しかし展望デッキに戻ると頭を痛める事態が発生した。
日本航空のたまごっちジェット(JA8978:ボーイング777−200)と全日空のポケモンジェット (JA8288:ボーイング767−300)がセントレアに来ていて、これを見に来た子供の歓声がやかましくて 撮影に集中できない。 更に停車中のランプバスを撮りたくても真上の位置を子供達に乗っ取られているため撮影に難儀する。 こうなってしまっては何もできない・・・と思ったが、まだ撮るべき部分があった。屋根上のカット:俯瞰である。

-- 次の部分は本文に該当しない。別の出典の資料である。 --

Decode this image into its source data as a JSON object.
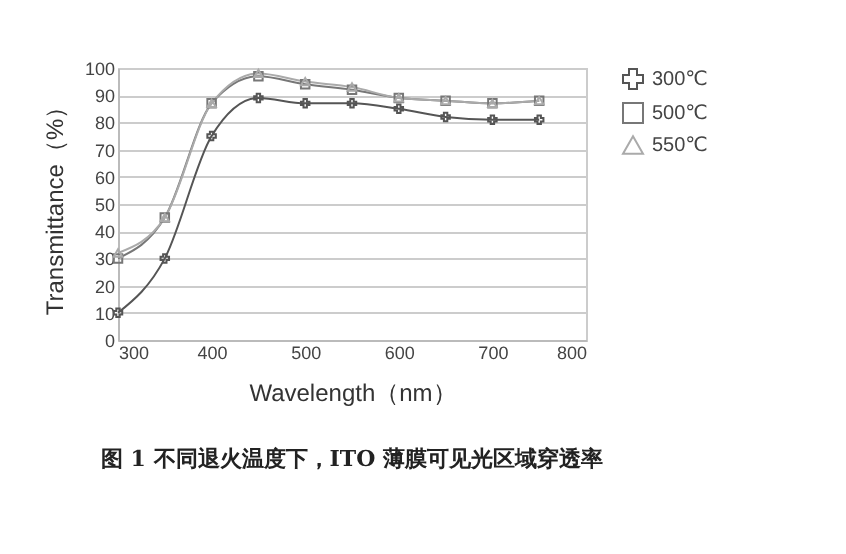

ランプバスはいつでも俯瞰で撮れるが、知多乗合バージョンは半田のクラシティと歩道橋くらいでしか狙えない。 しかしガラス越しという難点はあるが空港ターミナルビルに直結する駐車場からなら何とかなる・・・と思ったが、 角度が浅すぎて結果はご覧のとおり・・・


最後はそのまま走行音を録音して知多半田に向かった。しかしここでも子供連れが厄介な存在になってしまう。 乗りに来てくれたのはいいとしても、静かさが売り物のFCHV−BUSの中で泣かれてしまうのが困る。 結局その家族は最初の常滑駅で降りたものの、生録はリハーサルなしの生演奏の録音より厳しいので、 子供の状態と親の技量、乗り合わせの運にかかっているといっても過言ではない。

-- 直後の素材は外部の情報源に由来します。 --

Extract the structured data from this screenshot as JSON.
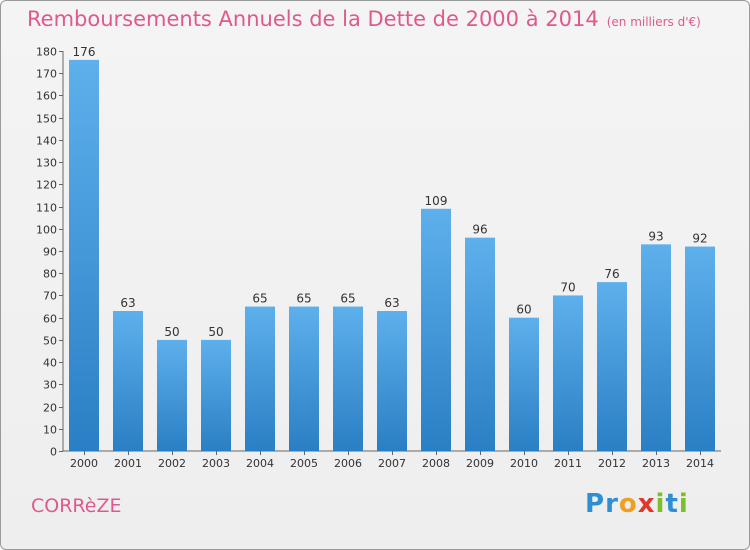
{
  "chart_data": {
    "type": "bar",
    "title": "Remboursements Annuels de la Dette de 2000 à 2014",
    "subtitle": "(en milliers d'€)",
    "categories": [
      "2000",
      "2001",
      "2002",
      "2003",
      "2004",
      "2005",
      "2006",
      "2007",
      "2008",
      "2009",
      "2010",
      "2011",
      "2012",
      "2013",
      "2014"
    ],
    "values": [
      176,
      63,
      50,
      50,
      65,
      65,
      65,
      63,
      109,
      96,
      60,
      70,
      76,
      93,
      92
    ],
    "ylim": [
      0,
      180
    ],
    "yticks": [
      0,
      10,
      20,
      30,
      40,
      50,
      60,
      70,
      80,
      90,
      100,
      110,
      120,
      130,
      140,
      150,
      160,
      170,
      180
    ],
    "grid": false,
    "data_labels": true,
    "bar_color": "#3d94d6"
  },
  "footer": {
    "region": "CORRèZE",
    "logo_letters": [
      {
        "ch": "P",
        "color": "#2f8fd2"
      },
      {
        "ch": "r",
        "color": "#2f8fd2"
      },
      {
        "ch": "o",
        "color": "#f0a020"
      },
      {
        "ch": "x",
        "color": "#e0362c"
      },
      {
        "ch": "i",
        "color": "#7bbf2a"
      },
      {
        "ch": "t",
        "color": "#2f8fd2"
      },
      {
        "ch": "i",
        "color": "#7bbf2a"
      }
    ]
  }
}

都バスは一日券(バス用500円、都営地下鉄・都電兼用タイプ700円)やバス共通カードがあるので、 3往復の間ならやり直しができたし、万博の時は一度会場に入ってしまえば瀬戸会場が閉まるまでいくらでも乗ることができた。 しかし今回の知多乗合では勝手が違う。貨物循環は何回か走っても知多半田駅〜常滑駅〜セントレアは1日1往復だ。 そのため一回の録音なり撮影にはかなり神経をとがらせて臨まざるを得ない。


今回知多乗合バージョンのFCHV−BUSに乗って感じたのは、 「事業者が低公害車や新技術への関心が薄いと、燃料電池車への力の入れ方も中途半端になる」こと。
都バスでは公営交通事業者という特性もあるが低公害車への関心は比較的高く、 CNG(圧縮天然ガス)車やハイブリッド車を比較的早期に導入しているため、 FCHV−BUSの運行もその延長上にあったと見てよい。
しかし知多乗合は中古車を含めてCNG車もハイブリッド車も導入実績がないところに いきなり燃料電池車がやってきたという状況なので、まだ惑いがあったり積極的になったりできないのだろう。 ただ名鉄グループ全体を見ても低公害車の導入率は低く、乗鞍岳周辺に路線を持つ濃飛乗合が 蓄圧式ハイブリッド車(三菱エアロスターMBECS)、名鉄バスと岐阜乗合が電気式ハイブリッド車 (三菱エアロスターHEV)、北陸鉄道がクセニッツのCNG車を導入した程度である。
その一方で平成14年からNOx・PM法による排ガス規制が愛知県の一部地域でも施行された。 知多半島では先端の美浜町と南知多町が規制対象地域から除外されているが、 近い将来愛知県全域に拡大された場合は知多乗合もハイブリッド車またはCNG車の投入、 もしくはFCHV−BUSの増強を考えなければならない。 幸いセントレア水素ステーションの向かいにCNG充填所があるので、CNG車投入は時間の問題だろう。
なお中部地方ではCNG車が富士急グループや山梨交通で、ハイブリッド車が松本電鉄や遠州鉄道で活躍しており、 名鉄グループも低公害車の導入に積極的になってほしい。